Owadan Tourism : The Great Silk Road

 

 

 

Turkmenistan   |  The Great Silk Road

 

         

The Great Silk Road and Turkmenistan

 

 

 The Great Silk Route starting from Chinese city Ch’ang-an ( modern Xi’an) to the shore of the Mediterranean and spanning over Asia and Europe with a total length of 7,000 km, is a history today. A history of more than 2500 years. The traditional date for the opening of the Silk Road is 105 B.C. when Chinese arranged a fact-finding mission and started their trek to the west. Silk was the major commodity, transported along this road. For centuries, Chinese kept the secret of its manufacture, banning to take silkworm eggs out of the country. One of the greatest trading routes in the world was christened, die Siedenstrasse, the Silk Road, by 19th German explorer Baron Ferdinand von Richthofen.
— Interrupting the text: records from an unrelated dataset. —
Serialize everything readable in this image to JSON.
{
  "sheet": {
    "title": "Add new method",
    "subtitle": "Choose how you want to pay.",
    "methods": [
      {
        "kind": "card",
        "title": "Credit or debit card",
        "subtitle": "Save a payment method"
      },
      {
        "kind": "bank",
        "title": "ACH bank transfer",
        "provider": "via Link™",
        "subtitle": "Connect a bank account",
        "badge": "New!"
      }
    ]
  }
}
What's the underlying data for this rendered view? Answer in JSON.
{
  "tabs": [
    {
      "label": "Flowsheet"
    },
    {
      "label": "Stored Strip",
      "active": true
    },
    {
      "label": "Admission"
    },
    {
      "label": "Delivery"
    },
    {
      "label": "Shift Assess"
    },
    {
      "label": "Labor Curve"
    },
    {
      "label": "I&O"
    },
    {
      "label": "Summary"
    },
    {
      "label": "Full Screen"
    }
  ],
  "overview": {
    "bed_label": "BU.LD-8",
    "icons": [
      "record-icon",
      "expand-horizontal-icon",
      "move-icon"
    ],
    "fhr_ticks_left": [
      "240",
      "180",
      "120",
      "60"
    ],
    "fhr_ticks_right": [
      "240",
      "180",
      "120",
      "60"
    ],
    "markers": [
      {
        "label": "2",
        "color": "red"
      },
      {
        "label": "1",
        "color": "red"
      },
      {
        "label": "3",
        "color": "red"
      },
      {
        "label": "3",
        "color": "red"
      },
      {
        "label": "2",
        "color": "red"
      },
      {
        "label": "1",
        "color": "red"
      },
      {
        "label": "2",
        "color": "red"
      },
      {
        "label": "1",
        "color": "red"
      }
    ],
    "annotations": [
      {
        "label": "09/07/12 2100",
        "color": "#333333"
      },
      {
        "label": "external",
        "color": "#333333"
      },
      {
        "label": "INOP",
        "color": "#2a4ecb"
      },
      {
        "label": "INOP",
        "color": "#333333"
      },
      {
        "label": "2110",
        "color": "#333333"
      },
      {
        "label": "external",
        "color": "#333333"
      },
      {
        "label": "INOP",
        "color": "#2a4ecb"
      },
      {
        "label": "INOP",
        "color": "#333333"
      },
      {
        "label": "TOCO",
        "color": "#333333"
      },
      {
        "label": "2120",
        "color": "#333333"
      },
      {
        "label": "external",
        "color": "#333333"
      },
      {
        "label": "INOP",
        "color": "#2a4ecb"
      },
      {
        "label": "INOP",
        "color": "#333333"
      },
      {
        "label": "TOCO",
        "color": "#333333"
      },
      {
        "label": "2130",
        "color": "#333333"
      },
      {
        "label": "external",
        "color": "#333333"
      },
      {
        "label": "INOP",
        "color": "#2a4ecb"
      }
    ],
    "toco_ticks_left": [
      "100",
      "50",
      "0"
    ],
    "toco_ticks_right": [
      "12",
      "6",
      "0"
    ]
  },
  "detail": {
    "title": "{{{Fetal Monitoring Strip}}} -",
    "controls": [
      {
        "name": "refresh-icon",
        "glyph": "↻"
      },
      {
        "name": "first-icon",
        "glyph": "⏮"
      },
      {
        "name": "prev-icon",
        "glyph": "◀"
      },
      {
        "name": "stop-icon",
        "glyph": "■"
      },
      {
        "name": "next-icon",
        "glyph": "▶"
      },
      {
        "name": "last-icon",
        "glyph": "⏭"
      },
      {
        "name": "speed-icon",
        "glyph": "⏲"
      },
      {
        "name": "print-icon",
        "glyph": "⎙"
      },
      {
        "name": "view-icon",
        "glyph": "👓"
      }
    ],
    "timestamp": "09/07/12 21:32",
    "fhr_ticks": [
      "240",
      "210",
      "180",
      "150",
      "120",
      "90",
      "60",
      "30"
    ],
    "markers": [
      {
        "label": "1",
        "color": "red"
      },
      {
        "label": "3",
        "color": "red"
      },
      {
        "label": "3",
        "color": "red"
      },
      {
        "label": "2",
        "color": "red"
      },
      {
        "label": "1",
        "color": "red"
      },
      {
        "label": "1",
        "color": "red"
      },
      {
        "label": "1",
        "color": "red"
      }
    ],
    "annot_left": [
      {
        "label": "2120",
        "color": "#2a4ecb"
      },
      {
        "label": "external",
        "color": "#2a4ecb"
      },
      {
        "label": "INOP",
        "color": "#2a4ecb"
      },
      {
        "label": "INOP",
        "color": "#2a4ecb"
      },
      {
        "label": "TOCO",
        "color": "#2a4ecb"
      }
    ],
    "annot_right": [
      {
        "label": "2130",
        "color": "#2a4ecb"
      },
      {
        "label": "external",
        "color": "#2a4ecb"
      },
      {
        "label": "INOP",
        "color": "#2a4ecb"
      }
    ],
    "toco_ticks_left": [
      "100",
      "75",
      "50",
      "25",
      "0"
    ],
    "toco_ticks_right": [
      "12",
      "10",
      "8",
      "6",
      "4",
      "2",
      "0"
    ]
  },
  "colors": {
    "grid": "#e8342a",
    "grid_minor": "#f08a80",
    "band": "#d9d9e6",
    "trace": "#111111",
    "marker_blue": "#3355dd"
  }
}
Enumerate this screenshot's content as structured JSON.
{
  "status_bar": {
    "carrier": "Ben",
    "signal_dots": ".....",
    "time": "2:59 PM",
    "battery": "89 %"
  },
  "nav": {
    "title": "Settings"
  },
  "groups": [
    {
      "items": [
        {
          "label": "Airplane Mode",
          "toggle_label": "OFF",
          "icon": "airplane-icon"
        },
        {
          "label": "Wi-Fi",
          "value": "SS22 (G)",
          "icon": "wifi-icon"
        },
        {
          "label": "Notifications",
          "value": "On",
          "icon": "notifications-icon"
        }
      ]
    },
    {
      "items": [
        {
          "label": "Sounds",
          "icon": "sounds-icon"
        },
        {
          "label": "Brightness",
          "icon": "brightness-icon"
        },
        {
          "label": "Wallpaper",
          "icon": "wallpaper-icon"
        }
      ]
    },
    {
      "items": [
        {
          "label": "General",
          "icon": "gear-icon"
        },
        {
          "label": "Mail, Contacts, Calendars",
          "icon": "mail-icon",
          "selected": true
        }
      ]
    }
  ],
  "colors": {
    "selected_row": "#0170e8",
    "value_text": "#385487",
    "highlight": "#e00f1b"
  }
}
However not only luxurious Chinese silk had been traveling along this road but also a great number of raw materials such as bronze and cobalt, Chinese porcelain, Venetian glass, Afghan jade, lapis lazuli and rubies, Iranian turquoise, tin and copper, Siberian furs, Arabian incense and perfumes, Indian cotton, heavenly horses, Mervian steel and melons, Egyptian papyrus and other luxuries, flowers and vegetables, moreover new thinking and ideas, arts, religions, modern technologies and other practical developments. Some researches suggest that the Parthian parchment inspired the Chinese to develop paper for writing, which replaced the previously used silk and bamboo.

 

 

The Silk route was not a single road. It was an unparalleled and very complicated network of roads. Its main branches skirted north and south of the Tarim basin across Central Asia and Iranian plateau further to the west, meeting at Dunhuang at one end and Kashgar at the other. From Kashgar southbound traffic crossed the Karakorams; westbound the Tian Shan. From Sogdiana caravans could follow either the Oxus or the Jaxartes on the way to the Aral sea and further to Russia. But more popular branch was southern, taking travelers across the inhospitable Taklamakan ( ‘To come in and never come out’), Kizil Kum ( ‘Red sands’) and Kara Kum ( ‘Black sands’) deserts to the west. The city of Bactra, which perhaps is not so familiar to the modern travelers, was roughly in the center of the Silk road and was also the gateway to India. One of the major centers of Buddism Bactra was visited by the great Arabian traveler Ibn Battuta, who also spent some time in Kune- Urgench, the medieval capital of Khorezmshakh state, which was located on the northern caravan branch to the Caspian Sea and Russia. The rise of this part of the Silk Road created favourable conditions for Kune Urgench to prosper and become the most magnificent city in the East.

 

 

From Bactra travelers reached the key caravan city of Merv, in ancient times called Alexandria Margiana and later Antiochia Margiana. Other silk travelers approached Merv by a different route. Coming from Bukhara and after crossing the Oxus, which was a very difficult affair and then resting in Amul, the remains of which are still visible at the suburbs of modern Turkmenabat-ex Chardjou, and going further to Merv through formidable Kara Kums. From Abiverd, which in the medieval times became even more prosperous than medieval Nisa, some smallish caravans cut straight across the Turkmen- Khorosan mountains on the way to Nishapur. Others undertook a trek via Old Nisa to the Parthian capital Ctesiphon, built in 129 B.C. From Iranian plateau down into Mesopotamia on the way to Dura- Europas, founded on the banks of the Euphrates by Selecids in 280 B.C., which in the 1st century B.C. became one of the flourishing Parthian stronghold. In their times the Parthians were credited for initiating the trade between China and the West. They supplied the emperors of China with ‘the horses of heaven’ and in return received silk. From Dura some caravans might go northwest via Palmira and Aleppo to Antiochia and across the mountains and valleys of western modern Turkey all the way to the Mediterranean. In different periods and times certain civilizations shaped the image of this vital route. The fortunes of these civilizations rose and fell with the Silk Road. So many centuries have been passed from it’s decline, but these days you have a good chance to rediscover this road with the aim to recreate its atmosphere and perhaps to gain experience of the hundreds of thousands of traders who had been traveling along the Great Silk Road since ancient times.